Owteno Viola Award

August 29, 2009

I have a love/hate relationship with awards. Sometimes I find them silly; simply attend an event and you receive an award. Sometimes I find them totally frustrating; the criteria so subjective you have a greater chance of winning the lotto then bringing home the “prize’. And occasionally, they are so appropriately awarded that you breathe a sigh of complete satisfaction. Some awards are handed out for a body of work already completed; the touted lifetime achievement awards. They leave me wondering if the person is now off the hook. They never need accomplish anything else in life. Some awards are given in out in anticipation of greatness yet to come. It is for everyone to see if the artist can ever achieve enough to live up to the award. And occasionally, the award does both, it sings of what the artist has already accomplished while speaking to the potential which still lays within.rhythm-and-bows

Recently a friend, neighbor,  and colleague of mine, Randy Sabien, was presented with the 2009 Owteno Award from The Viola Foundation, an award that caused me to sigh with great satisfaction and marvel at it’s intent. The Owteno Award is given out to “the applicant most likely to positively impact the viola community at large.” The award is the use of a viola and bow for life, hand selected for the recipient. So why is this award so interesting…It’s because Randy is not a violist. He’s a jazz violinist, a renown jazz violinist and music educator. So why a viola award.
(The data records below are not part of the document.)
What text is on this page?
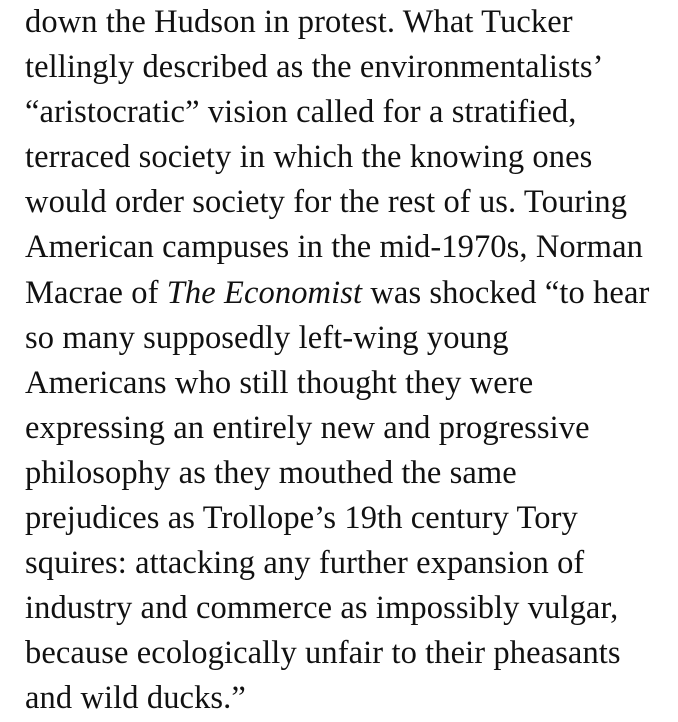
down the Hudson in protest. What Tucker
tellingly described as the environmentalists’
“aristocratic” vision called for a stratified,
terraced society in which the knowing ones
would order society for the rest of us. Touring
American campuses in the mid-1970s, Norman
Macrae of The Economist was shocked “to hear
so many supposedly left-wing young
Americans who still thought they were
expressing an entirely new and progressive
philosophy as they mouthed the same
prejudices as Trollope’s 19th century Tory
squires: attacking any further expansion of
industry and commerce as impossibly vulgar,
because ecologically unfair to their pheasants
and wild ducks.”
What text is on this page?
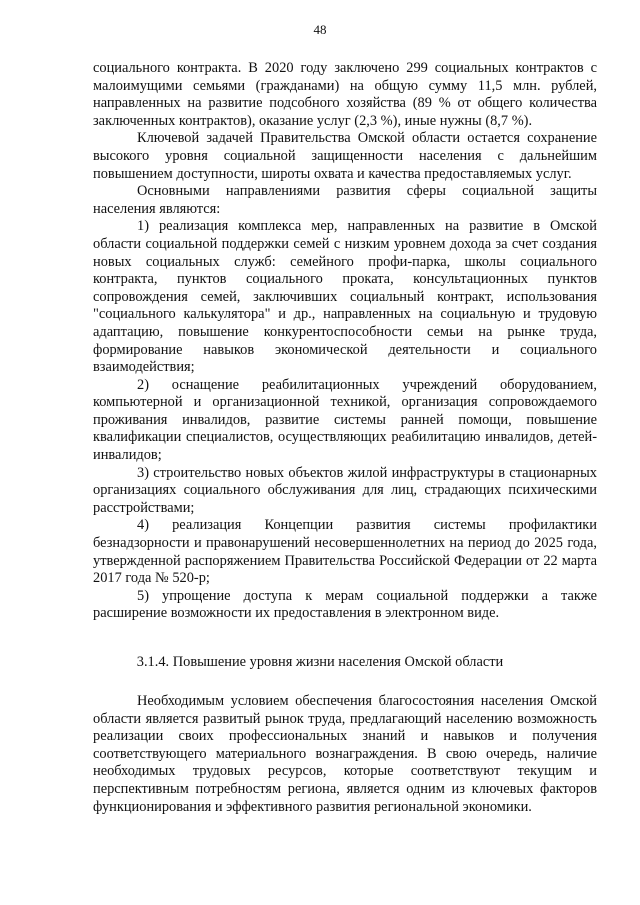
48

социального контракта. В 2020 году заключено 299 социальных контрактов с малоимущими семьями (гражданами) на общую сумму 11,5 млн. рублей, направленных на развитие подсобного хозяйства (89 % от общего количества заключенных контрактов), оказание услуг (2,3 %), иные нужны (8,7 %).

Ключевой задачей Правительства Омской области остается сохранение высокого уровня социальной защищенности населения с дальнейшим повышением доступности, широты охвата и качества предоставляемых услуг.

Основными направлениями развития сферы социальной защиты населения являются:

1) реализация комплекса мер, направленных на развитие в Омской области социальной поддержки семей с низким уровнем дохода за счет создания новых социальных служб: семейного профи-парка, школы социального контракта, пунктов социального проката, консультационных пунктов сопровождения семей, заключивших социальный контракт, использования "социального калькулятора" и др., направленных на социальную и трудовую адаптацию, повышение конкурентоспособности семьи на рынке труда, формирование навыков экономической деятельности и социального взаимодействия;

2) оснащение реабилитационных учреждений оборудованием, компьютерной и организационной техникой, организация сопровождаемого проживания инвалидов, развитие системы ранней помощи, повышение квалификации специалистов, осуществляющих реабилитацию инвалидов, детей-инвалидов;

3) строительство новых объектов жилой инфраструктуры в стационарных организациях социального обслуживания для лиц, страдающих психическими расстройствами;

4) реализация Концепции развития системы профилактики безнадзорности и правонарушений несовершеннолетних на период до 2025 года, утвержденной распоряжением Правительства Российской Федерации от 22 марта 2017 года № 520-р;

5) упрощение доступа к мерам социальной поддержки а также расширение возможности их предоставления в электронном виде.

3.1.4. Повышение уровня жизни населения Омской области

Необходимым условием обеспечения благосостояния населения Омской области является развитый рынок труда, предлагающий населению возможность реализации своих профессиональных знаний и навыков и получения соответствующего материального вознаграждения. В свою очередь, наличие необходимых трудовых ресурсов, которые соответствуют текущим и перспективным потребностям региона, является одним из ключевых факторов функционирования и эффективного развития региональной экономики.
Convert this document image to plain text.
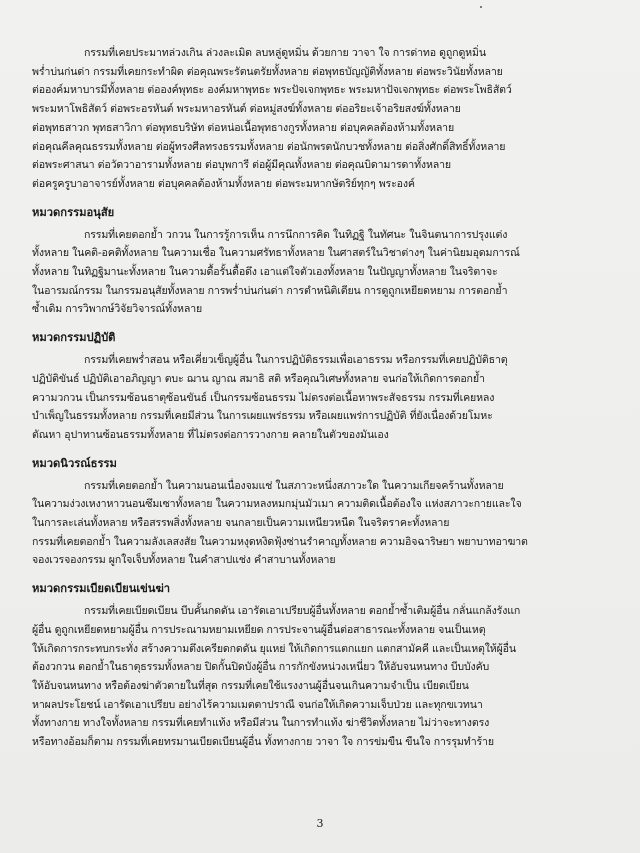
กรรมที่เคยประมาทล่วงเกิน ล่วงละเมิด ลบหลู่ดูหมิ่น ด้วยกาย วาจา ใจ การด่าทอ ดูถูกดูหมิ่น
พร่ำบ่นก่นด่า กรรมที่เคยกระทำผิด ต่อคุณพระรัตนตรัยทั้งหลาย ต่อพุทธบัญญัติทั้งหลาย ต่อพระวินัยทั้งหลาย
ต่อองค์มหาบารมีทั้งหลาย ต่อองค์พุทธะ องค์มหาพุทธะ พระปัจเจกพุทธะ พระมหาปัจเจกพุทธะ ต่อพระโพธิสัตว์
พระมหาโพธิสัตว์ ต่อพระอรหันต์ พระมหาอรหันต์ ต่อหมู่สงฆ์ทั้งหลาย ต่ออริยะเจ้าอริยสงฆ์ทั้งหลาย
ต่อพุทธสาวก พุทธสาวิกา ต่อพุทธบริษัท ต่อหน่อเนื้อพุทธางกูรทั้งหลาย ต่อบุคคลต้องห้ามทั้งหลาย
ต่อคุณคีลคุณธรรมทั้งหลาย ต่อผู้ทรงศีลทรงธรรมทั้งหลาย ต่อนักพรตนักบวชทั้งหลาย ต่อสิ่งศักดิ์สิทธิ์ทั้งหลาย
ต่อพระศาสนา ต่อวัดวาอารามทั้งหลาย ต่อบุพการี ต่อผู้มีคุณทั้งหลาย ต่อคุณบิดามารดาทั้งหลาย
ต่อครูครูบาอาจารย์ทั้งหลาย ต่อบุคคลต้องห้ามทั้งหลาย ต่อพระมหากษัตริย์ทุกๆ พระองค์
หมวดกรรมอนุสัย
กรรมที่เคยตอกย้ำ วกวน ในการรู้การเห็น การนึกการคิด ในทิฏฐิ ในทัศนะ ในจินตนาการปรุงแต่ง
ทั้งหลาย ในคติ-อคติทั้งหลาย ในความเชื่อ ในความศรัทธาทั้งหลาย ในศาสตร์ในวิชาต่างๆ ในค่านิยมอุดมการณ์
ทั้งหลาย ในทิฏฐิมานะทั้งหลาย ในความดื้อรั้นดื้อดึง เอาแต่ใจตัวเองทั้งหลาย ในปัญญาทั้งหลาย ในจริตาจะ
ในอารมณ์กรรม ในกรรมอนุสัยทั้งหลาย การพร่ำบ่นก่นด่า การตำหนิติเตียน การดูถูกเหยียดหยาม การตอกย้ำ
ซ้ำเดิม การวิพากษ์วิจัยวิจารณ์ทั้งหลาย
หมวดกรรมปฏิบัติ
กรรมที่เคยพร่ำสอน หรือเคี่ยวเข็ญผู้อื่น ในการปฏิบัติธรรมเพื่อเอาธรรม หรือกรรมที่เคยปฏิบัติธาตุ
ปฏิบัติขันธ์ ปฏิบัติเอาอภิญญา ตบะ ฌาน ญาณ สมาธิ สติ หรือคุณวิเศษทั้งหลาย จนก่อให้เกิดการตอกย้ำ
ความวกวน เป็นกรรมซ้อนธาตุซ้อนขันธ์ เป็นกรรมซ้อนธรรม ไม่ตรงต่อเนื้อหาพระสัจธรรม กรรมที่เคยหลง
บำเพ็ญในธรรมทั้งหลาย กรรมที่เคยมีส่วน ในการเผยแพร่ธรรม หรือเผยแพร่การปฏิบัติ ที่ยังเนื่องด้วยโมหะ
ตัณหา อุปาทานซ้อนธรรมทั้งหลาย ที่ไม่ตรงต่อการวางกาย คลายในตัวของมันเอง
หมวดนิวรณ์ธรรม
กรรมที่เคยตอกย้ำ ในความนอนเนื่องจมแช่ ในสภาวะหนึ่งสภาวะใด ในความเกียจคร้านทั้งหลาย
ในความง่วงเหงาหาวนอนซึมเซาทั้งหลาย ในความหลงหมกมุ่นมัวเมา ความติดเนื้อต้องใจ แห่งสภาวะกายและใจ
ในการละเล่นทั้งหลาย หรือสรรพสิ่งทั้งหลาย จนกลายเป็นความเหนียวหนืด ในจริตราคะทั้งหลาย
กรรมที่เคยตอกย้ำ ในความลังเลสงสัย ในความหงุดหงิดฟุ้งซ่านรำคาญทั้งหลาย ความอิจฉาริษยา พยาบาทอาฆาต
จองเวรจองกรรม ผูกใจเจ็บทั้งหลาย ในคำสาปแช่ง คำสาบานทั้งหลาย
หมวดกรรมเบียดเบียนเข่นฆ่า
กรรมที่เคยเบียดเบียน บีบคั้นกดดัน เอารัดเอาเปรียบผู้อื่นทั้งหลาย ตอกย้ำซ้ำเติมผู้อื่น กลั่นแกล้งรังแก
ผู้อื่น ดูถูกเหยียดหยามผู้อื่น การประณามหยามเหยียด การประจานผู้อื่นต่อสาธารณะทั้งหลาย จนเป็นเหตุ
ให้เกิดการกระทบกระทั่ง สร้างความตึงเครียดกดดัน ยุแหย่ ให้เกิดการแตกแยก แตกสามัคคี และเป็นเหตุให้ผู้อื่น
ต้องวกวน ตอกย้ำในธาตุธรรมทั้งหลาย ปิดกั้นปิดบังผู้อื่น การกักขังหน่วงเหนี่ยว ให้อับจนหนทาง บีบบังคับ
ให้อับจนหนทาง หรือต้องฆ่าตัวตายในที่สุด กรรมที่เคยใช้แรงงานผู้อื่นจนเกินความจำเป็น เบียดเบียน
หาผลประโยชน์ เอารัดเอาเปรียบ อย่างไร้ความเมตตาปราณี จนก่อให้เกิดความเจ็บป่วย และทุกขเวทนา
ทั้งทางกาย ทางใจทั้งหลาย กรรมที่เคยทำแท้ง หรือมีส่วน ในการทำแท้ง ฆ่าชีวิตทั้งหลาย ไม่ว่าจะทางตรง
หรือทางอ้อมก็ตาม กรรมที่เคยทรมานเบียดเบียนผู้อื่น ทั้งทางกาย วาจา ใจ การข่มขืน ขืนใจ การรุมทำร้าย
3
In presenting the award, the Viola Foundation stated, ” With your recent appointment as the Chairman of the String Department at McNally Smith College of Music and your long and constantly evolving use of the violin, we believe you are in the best position to advance the viola and its role in alternative music in the years ahead.” How perfect an award is that. It rewards what Randy has already accomplished during a lifetime on the violin and then challenges him to take the potential they see and do it all again with the viola. It’s so beautiful I wish I had thought of it myself.

Just recently Randy picked up his Brian Derber viola and Hartmut Knoll bow from the Claire Givens Violin Shop in Minneapolis. Now I’m waiting for the day when he walks on stage with not one instrument but two. My guess is, I won’t have long to wait.